In Aim 2 we will determine the chemokine-chemokine receptor interactions that orchestrate pro-Tfh DC and Tregs encounters outside the T cell zone.
In Aim 3 we will determine how IL-2 and other factors control the development of TFRs (which inhibit Tfh cell responses), so we can prevent TFR differentiation after vaccination. We believe that our work will significantly contribute to our understanding of how Tfh cell responses are initiated and reveal new strategies to elicit long-lived Ab responses to infection and vaccination. This proposal is innovative because it focuses on previously ignored, yet profoundly important, aspects of Tfh cell biology.
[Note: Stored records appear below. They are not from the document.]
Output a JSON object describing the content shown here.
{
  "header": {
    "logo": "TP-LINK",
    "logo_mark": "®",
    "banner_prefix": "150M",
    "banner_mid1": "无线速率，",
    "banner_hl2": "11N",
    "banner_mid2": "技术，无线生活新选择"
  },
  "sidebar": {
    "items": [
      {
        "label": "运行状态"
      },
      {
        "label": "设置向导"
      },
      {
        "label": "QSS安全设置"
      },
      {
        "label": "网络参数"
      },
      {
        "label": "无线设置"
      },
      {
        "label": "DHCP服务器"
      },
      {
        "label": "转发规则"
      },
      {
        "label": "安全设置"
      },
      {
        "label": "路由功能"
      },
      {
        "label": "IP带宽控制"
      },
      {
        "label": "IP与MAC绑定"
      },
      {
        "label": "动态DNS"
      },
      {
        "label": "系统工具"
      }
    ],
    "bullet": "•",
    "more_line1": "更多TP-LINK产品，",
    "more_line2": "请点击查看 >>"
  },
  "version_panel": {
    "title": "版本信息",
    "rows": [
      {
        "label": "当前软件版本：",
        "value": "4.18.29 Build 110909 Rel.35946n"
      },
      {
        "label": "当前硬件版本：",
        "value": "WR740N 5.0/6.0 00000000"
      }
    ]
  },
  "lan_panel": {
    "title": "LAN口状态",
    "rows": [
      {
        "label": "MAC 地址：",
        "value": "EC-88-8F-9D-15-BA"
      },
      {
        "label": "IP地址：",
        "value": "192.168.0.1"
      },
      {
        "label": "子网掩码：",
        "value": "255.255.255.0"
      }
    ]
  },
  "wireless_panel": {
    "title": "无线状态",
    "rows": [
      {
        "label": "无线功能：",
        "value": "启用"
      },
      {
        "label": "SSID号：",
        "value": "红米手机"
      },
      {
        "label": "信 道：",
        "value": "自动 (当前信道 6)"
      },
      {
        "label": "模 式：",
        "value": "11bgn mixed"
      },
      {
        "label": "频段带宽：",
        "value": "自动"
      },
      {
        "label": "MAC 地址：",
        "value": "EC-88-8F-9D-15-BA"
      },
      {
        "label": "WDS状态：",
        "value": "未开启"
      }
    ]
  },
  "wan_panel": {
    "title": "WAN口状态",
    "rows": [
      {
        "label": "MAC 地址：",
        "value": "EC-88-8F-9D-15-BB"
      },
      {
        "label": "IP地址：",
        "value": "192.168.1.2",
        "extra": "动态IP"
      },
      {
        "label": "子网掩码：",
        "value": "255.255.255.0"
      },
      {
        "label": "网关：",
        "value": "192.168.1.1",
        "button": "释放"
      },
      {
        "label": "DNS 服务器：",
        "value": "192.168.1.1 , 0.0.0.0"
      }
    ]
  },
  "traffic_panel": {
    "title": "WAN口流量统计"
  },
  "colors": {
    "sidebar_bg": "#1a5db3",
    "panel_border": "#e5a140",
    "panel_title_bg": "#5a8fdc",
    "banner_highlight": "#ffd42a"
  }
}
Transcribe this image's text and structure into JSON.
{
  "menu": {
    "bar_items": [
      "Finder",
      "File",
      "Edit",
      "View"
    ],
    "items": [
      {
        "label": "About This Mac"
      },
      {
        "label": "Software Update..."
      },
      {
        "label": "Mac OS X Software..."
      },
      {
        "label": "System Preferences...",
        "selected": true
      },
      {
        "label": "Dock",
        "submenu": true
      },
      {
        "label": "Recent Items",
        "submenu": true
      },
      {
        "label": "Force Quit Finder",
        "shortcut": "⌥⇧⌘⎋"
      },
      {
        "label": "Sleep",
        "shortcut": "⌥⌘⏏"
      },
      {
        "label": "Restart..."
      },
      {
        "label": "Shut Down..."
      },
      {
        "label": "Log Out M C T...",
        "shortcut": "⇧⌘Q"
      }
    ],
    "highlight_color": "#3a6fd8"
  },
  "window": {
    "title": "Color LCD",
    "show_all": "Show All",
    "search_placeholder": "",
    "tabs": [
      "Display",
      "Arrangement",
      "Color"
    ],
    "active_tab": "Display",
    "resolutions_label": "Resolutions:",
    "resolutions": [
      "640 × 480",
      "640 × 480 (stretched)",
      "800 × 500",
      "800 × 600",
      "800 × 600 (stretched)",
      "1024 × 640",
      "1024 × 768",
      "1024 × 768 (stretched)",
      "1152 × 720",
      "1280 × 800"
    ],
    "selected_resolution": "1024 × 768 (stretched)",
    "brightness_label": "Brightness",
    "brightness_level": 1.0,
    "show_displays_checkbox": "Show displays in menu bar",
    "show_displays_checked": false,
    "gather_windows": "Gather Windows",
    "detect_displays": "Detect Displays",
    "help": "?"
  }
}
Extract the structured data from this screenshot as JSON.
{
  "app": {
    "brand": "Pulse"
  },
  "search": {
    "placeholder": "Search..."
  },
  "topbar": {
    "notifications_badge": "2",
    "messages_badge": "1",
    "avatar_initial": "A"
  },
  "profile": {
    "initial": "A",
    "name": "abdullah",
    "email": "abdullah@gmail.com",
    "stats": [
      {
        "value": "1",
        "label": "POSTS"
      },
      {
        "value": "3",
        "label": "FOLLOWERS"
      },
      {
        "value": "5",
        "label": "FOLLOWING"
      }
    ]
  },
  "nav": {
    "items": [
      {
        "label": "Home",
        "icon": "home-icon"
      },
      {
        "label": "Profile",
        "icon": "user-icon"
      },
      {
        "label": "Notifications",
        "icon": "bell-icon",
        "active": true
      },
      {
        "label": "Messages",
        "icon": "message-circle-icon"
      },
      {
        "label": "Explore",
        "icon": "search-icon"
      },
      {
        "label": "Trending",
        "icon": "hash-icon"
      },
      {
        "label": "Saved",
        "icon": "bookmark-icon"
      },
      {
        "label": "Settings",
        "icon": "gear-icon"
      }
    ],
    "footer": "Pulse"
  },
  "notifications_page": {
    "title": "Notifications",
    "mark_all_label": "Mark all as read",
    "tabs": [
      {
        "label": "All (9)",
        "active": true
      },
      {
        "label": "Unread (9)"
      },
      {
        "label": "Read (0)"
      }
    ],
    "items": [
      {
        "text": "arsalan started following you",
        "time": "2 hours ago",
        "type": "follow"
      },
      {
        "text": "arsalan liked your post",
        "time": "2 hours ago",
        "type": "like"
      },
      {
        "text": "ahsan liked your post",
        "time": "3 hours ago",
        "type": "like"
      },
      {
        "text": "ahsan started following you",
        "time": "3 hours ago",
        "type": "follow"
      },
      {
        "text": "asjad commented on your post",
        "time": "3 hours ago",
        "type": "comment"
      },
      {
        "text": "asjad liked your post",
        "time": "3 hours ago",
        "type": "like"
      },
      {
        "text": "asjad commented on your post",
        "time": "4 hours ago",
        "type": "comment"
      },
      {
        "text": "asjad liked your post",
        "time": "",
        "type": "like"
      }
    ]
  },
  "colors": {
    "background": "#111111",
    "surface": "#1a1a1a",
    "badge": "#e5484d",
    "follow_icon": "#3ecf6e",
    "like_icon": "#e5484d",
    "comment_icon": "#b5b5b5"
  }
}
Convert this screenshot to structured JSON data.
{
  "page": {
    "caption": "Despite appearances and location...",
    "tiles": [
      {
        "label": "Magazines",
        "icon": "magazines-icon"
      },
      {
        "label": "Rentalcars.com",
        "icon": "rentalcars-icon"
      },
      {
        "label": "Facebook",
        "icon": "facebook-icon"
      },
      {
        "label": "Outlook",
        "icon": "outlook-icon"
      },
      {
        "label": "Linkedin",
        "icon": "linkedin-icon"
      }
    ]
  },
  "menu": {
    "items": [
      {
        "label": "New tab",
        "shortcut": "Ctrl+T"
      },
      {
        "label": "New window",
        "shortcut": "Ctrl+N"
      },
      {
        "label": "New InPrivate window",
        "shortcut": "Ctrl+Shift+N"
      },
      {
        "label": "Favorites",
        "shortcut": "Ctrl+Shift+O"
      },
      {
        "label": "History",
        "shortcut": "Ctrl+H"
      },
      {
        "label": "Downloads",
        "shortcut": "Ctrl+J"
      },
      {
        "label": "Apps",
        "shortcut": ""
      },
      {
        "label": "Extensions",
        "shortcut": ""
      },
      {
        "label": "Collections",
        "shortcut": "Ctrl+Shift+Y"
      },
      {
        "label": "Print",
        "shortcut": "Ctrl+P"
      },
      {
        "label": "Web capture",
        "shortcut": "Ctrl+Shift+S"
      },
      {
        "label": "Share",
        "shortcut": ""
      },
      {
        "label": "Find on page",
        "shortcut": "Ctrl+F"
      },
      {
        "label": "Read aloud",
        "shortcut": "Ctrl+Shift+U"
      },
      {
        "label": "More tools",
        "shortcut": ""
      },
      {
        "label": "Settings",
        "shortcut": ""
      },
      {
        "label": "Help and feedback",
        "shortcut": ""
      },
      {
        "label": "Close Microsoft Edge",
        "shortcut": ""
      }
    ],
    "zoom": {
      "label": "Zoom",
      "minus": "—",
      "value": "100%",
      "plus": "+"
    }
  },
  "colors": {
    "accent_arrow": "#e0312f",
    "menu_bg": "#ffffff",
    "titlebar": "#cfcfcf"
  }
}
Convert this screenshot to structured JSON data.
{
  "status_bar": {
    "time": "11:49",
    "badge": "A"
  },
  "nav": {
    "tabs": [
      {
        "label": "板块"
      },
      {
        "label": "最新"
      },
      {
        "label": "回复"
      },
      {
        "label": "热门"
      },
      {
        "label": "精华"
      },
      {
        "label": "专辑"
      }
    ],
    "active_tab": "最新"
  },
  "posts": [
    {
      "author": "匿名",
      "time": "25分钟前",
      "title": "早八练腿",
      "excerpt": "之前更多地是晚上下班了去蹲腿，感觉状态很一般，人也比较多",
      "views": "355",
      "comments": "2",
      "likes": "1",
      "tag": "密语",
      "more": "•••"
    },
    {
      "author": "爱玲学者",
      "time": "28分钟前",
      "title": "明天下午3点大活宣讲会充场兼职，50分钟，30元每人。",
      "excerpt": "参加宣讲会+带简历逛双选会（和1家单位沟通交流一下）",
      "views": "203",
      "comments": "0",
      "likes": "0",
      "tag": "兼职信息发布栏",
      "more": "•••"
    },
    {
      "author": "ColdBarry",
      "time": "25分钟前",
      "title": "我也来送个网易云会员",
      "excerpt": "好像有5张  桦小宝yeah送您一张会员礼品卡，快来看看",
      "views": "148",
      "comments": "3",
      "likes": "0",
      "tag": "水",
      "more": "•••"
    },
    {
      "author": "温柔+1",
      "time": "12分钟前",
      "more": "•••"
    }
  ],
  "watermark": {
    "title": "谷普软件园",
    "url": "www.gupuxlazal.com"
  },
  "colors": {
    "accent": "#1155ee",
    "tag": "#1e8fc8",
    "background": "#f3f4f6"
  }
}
T follicular helper cells (Tfh) are required to generate long-live antibody responses, which confer long-term protection to respiratory viruses. Thus, understanding how Tfh responses are initiated will allow us to design more efficient vaccines to pathogens such influenza virus, which is responsible for an average of 35,000 deaths annually in the US and has the potential of trigger world-wide pandemics. This proposal will determine the mechanisms by which Dendritic Cells prime Tfh cell response after influenza infection and how IL-2 signaling modulates this process.